Abstract
It was not before the advent of powerful computers that corpus linguistics has developed into a widely applied research methodology. Indeed, corpus linguistics heavily relies on computer-powered analysis tools. They get used on a daily basis by corpus linguists to retrieve examples and analyze authentic data from corpora of extensive sizes. Despite their indisputable importance, repetitive remarks highlight the fact that corpus analysis tools have evolved little since their early days. Concordances, frequency lists and collocation extraction still constitute the core functionalities of most corpus tools.
With the aim to incentivize new functional developments, this thesis presents research on open demands in current corpus research practice and related requirements for tools support. It builds on the assumption that more user-centered research is needed to bridge the gap between mainly computationally trained tool developers and their linguistic expert users, who come with specialized domain knowledge and often sophisticated analytical needs. The research is approached by means of three user investigations that enquire about corpus research workflows and analysis activities as well as theoretical principles and methodological considerations in corpus linguistics research practice. This way a comprehensive picture of the corpus usage situation is assembled by combining insights from open ended enquiries (interviews) with quantitative results on selected aspects of the corpus analysis scenario (questionnaire) derived from enquiries with overall more than 100 corpus users. Based on the results, a range of open demands for corpus research and tools are identified and discussed. They relate to (1) corpus resources, (2) general aspects of tools, (3) corpus analysis procedures, and (4) best practices. The results show that open demands address challenges on very different operational levels, ranging from the availability of corpus resources and reliable annotations, technical requirements related to scalability and interoperability issues, usability and technical and methodological skills up to proper functional demands. The thesis discusses potential paths to address the open demands, and provides pointers to recent developments in corpus linguistics and related fields, in particular computational linguistics and natural language processing as well as linguistic information visualization.

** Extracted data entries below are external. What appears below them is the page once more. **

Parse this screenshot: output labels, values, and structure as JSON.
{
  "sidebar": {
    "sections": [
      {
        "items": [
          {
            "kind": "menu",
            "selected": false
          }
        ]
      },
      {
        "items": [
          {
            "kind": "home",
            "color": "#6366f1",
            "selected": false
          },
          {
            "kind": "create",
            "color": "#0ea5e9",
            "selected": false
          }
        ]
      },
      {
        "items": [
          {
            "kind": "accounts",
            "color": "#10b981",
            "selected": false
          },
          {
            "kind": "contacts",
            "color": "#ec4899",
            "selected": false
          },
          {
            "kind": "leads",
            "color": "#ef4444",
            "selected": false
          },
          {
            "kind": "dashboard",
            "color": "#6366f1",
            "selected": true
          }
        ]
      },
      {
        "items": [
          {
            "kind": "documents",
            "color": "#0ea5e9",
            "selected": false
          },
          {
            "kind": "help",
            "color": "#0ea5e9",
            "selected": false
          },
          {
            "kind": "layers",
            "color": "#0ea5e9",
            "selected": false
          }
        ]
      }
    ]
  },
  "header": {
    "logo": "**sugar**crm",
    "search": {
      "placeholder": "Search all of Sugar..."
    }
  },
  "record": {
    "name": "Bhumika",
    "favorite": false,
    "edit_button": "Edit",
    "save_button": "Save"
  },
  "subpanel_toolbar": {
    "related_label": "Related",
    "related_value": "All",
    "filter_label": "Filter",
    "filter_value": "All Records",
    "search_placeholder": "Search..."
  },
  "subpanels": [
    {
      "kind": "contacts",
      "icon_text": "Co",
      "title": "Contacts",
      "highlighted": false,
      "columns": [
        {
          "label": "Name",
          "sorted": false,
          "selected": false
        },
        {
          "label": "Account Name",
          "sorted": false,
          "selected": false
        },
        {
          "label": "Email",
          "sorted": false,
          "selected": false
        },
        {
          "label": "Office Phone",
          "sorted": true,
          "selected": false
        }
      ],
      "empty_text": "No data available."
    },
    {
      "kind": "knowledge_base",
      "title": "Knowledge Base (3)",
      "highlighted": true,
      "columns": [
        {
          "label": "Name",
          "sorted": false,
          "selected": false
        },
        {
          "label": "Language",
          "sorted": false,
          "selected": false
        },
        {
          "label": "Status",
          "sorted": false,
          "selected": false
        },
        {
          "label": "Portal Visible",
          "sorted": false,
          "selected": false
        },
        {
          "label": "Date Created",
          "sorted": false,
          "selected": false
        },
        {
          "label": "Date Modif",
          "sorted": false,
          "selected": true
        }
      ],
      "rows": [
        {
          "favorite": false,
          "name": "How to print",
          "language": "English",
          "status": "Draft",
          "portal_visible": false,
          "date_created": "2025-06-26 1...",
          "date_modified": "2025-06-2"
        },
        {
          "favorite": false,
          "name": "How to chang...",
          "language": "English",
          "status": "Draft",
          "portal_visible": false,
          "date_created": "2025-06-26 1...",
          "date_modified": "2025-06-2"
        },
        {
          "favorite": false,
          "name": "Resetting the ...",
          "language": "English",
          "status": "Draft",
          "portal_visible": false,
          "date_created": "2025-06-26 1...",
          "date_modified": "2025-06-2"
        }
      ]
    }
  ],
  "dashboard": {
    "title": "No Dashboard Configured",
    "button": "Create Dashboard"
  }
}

The research contribution of this thesis is twofold. On the methodological level, it elaborates on methods and challenges for user-centered research on tools for open-ended tasks and provides entrance points for further user-centered research by identifying and organizing, as reference, the basic building blocks of corpus linguistics research. On the content level, it provides first insights on user perspectives and needs related to the corpus research practice. It describes concrete demands and discusses paths to their solution. This way, it prepares the ground for further in-depths studies and user-centered developments of new corpus functionalities for specific demands.